Dave Clark, Amazon’s logistics czar who masterminded its massive expansion during the pandemic, just resigned. What will he do next?
Amazon’s logistics CEO Dave Clark announced his imminent departure from the company on Friday, ending a 23-year tenure as one of Jeff Bezos’s top lieutenants.
Amazon CEO Andy Jassy has not yet announced a replacement.
“I expect to be ready with an update for you over the next few weeks,” Jassy wrote in a blog post announcing the departure.
Clark is the second major tech CEO to announce an exit this week, following Meta’s Sheryl Sandberg on Wednesday.
Clark’s departure, effective July 1, was reported in a regulatory filing with the U.S. Securities and Exchange Commission. Clark started at Amazon as an operations manager in Kentucky after completing business school, before moving up the ranks. He assumed his current role in 2020 after serving as senior vice president of worldwide operations for eight years.
Given his stance at the forefront of Amazon’s entire operation, Clark’s departure raises the question of where he goes from here, as well as what the departure says about the economy at large.
During the past several years, Clark’s division saw turbocharged growth as warehouses and goods fulfillment exploded, especially during the first two years of the pandemic. This year, however, Amazon reported stalled growth in its first quarter. During the company’s most recent earnings report, Jassy announced that the company is “no longer chasing physical or staffing capacity” in its fulfillment network.
That announcement matches a wider economic trend in the U.S. as the economy continues to recover from the pandemic.
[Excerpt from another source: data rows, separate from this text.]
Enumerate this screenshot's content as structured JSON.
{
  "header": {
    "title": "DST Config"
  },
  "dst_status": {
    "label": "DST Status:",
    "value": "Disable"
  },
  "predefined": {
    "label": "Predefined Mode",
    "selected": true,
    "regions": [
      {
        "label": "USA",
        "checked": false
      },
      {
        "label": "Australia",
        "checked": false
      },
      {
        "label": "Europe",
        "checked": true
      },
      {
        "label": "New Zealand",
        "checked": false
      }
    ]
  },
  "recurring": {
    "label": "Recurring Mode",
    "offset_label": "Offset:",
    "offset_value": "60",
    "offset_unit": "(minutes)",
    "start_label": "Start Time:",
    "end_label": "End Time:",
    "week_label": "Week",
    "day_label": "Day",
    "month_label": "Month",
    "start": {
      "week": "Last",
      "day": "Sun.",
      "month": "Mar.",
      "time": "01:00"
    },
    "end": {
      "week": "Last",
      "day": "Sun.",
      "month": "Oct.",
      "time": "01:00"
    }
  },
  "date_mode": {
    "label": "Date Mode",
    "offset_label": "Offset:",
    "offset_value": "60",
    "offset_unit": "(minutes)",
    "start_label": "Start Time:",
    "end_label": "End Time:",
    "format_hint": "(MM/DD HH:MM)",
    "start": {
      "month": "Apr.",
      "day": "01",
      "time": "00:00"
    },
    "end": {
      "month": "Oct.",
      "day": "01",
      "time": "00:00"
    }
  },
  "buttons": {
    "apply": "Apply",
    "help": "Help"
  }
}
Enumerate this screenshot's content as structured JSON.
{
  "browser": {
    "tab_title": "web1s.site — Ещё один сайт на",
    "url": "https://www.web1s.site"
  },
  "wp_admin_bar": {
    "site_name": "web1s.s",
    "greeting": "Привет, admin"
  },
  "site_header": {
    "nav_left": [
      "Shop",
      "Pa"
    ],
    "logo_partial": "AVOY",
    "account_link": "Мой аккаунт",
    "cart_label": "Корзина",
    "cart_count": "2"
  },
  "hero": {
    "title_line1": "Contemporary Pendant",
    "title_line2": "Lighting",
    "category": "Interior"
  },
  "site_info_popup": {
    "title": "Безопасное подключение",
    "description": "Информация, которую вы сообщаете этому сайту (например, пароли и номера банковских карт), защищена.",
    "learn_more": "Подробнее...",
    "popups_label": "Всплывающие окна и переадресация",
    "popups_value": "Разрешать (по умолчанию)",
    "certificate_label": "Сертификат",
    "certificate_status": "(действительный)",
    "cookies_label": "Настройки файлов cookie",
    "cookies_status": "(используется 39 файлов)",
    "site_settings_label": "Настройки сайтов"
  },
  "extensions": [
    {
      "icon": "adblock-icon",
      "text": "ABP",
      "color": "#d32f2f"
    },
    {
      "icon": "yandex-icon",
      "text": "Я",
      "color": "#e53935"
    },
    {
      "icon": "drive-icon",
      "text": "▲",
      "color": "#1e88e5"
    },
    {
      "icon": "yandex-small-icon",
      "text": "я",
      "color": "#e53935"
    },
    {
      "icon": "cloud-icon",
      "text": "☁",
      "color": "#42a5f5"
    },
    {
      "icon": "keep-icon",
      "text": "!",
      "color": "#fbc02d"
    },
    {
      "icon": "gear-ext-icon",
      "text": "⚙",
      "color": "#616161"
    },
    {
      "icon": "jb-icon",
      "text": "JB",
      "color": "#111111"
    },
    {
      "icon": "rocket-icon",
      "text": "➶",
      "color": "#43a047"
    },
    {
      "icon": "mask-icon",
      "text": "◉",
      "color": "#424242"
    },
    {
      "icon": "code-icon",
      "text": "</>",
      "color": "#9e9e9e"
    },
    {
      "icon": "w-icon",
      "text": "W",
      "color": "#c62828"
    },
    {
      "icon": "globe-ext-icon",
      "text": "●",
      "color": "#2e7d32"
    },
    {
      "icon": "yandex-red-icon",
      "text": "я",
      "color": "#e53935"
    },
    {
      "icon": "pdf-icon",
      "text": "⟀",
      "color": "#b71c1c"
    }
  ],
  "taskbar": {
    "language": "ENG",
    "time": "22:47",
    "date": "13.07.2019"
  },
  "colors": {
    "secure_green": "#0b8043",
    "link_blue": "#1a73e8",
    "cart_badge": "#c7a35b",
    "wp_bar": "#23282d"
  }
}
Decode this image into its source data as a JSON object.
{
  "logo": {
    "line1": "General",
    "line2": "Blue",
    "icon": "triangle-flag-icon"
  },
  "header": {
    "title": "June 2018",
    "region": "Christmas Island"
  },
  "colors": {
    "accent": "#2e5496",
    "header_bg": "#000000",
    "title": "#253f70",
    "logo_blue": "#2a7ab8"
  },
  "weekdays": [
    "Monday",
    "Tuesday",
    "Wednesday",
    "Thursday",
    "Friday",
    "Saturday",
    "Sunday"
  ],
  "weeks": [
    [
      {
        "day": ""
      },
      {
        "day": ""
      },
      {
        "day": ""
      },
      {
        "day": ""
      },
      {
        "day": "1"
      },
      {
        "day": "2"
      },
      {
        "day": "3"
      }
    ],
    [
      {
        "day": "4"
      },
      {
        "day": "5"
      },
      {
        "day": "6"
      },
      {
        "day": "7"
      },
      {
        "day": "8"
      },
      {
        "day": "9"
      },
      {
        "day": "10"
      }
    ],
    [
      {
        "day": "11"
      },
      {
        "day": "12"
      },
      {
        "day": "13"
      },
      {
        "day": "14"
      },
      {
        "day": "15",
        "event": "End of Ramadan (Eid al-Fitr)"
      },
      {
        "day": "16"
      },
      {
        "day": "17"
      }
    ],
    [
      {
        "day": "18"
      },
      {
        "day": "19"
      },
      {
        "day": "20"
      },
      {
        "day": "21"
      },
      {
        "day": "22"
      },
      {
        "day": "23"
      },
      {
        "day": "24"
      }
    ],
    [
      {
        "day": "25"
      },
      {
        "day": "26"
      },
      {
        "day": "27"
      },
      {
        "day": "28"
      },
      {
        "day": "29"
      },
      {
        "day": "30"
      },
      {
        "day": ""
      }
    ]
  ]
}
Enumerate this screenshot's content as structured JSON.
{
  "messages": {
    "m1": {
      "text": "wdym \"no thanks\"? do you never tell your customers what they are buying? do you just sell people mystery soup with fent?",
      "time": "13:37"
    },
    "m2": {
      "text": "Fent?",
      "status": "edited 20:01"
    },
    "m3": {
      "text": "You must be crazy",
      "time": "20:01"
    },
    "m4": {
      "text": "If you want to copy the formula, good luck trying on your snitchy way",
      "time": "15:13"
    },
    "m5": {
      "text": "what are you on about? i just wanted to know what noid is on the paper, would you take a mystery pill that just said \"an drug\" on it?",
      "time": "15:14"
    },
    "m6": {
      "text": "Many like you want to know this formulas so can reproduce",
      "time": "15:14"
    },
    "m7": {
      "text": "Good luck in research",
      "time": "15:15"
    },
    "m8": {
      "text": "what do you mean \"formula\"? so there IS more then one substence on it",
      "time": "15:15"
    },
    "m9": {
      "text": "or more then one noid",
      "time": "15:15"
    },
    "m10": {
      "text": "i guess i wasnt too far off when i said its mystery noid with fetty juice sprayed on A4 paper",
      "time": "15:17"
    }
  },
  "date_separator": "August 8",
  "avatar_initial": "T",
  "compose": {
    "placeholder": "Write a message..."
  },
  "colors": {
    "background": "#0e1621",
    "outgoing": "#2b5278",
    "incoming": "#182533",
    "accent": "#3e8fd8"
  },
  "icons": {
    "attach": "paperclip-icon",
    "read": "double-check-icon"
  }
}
“Pandemic-driven goods demand has boosted employment in service industries that fill goods demand rather than goods-producing industries,” wrote Bank of America economists Aditya Bhave and Jeseo Park in a research report released Friday. Recently, consumers have begun to focus on services rather than goods, now that most pandemic restrictions have lifted.
Clark has not provided a hint as to where he’s headed.
“For some time, I have discussed my intent to transition out of Amazon with my family and others close to me, but I wanted to ensure the teams were set up for success,” he wrote in a letter posted to Twitter. “I feel confident that time is now.”
Over the past decade, however, Amazon has become a veritable factory for C-suite executives. Last April, former Amazon senior vice president of web services Charlie Bell left after 23 years for an executive position at Microsoft. In 2018, vice president of Amazon Tickets David Glick left to become chief technology officer of logistics startup Flexe.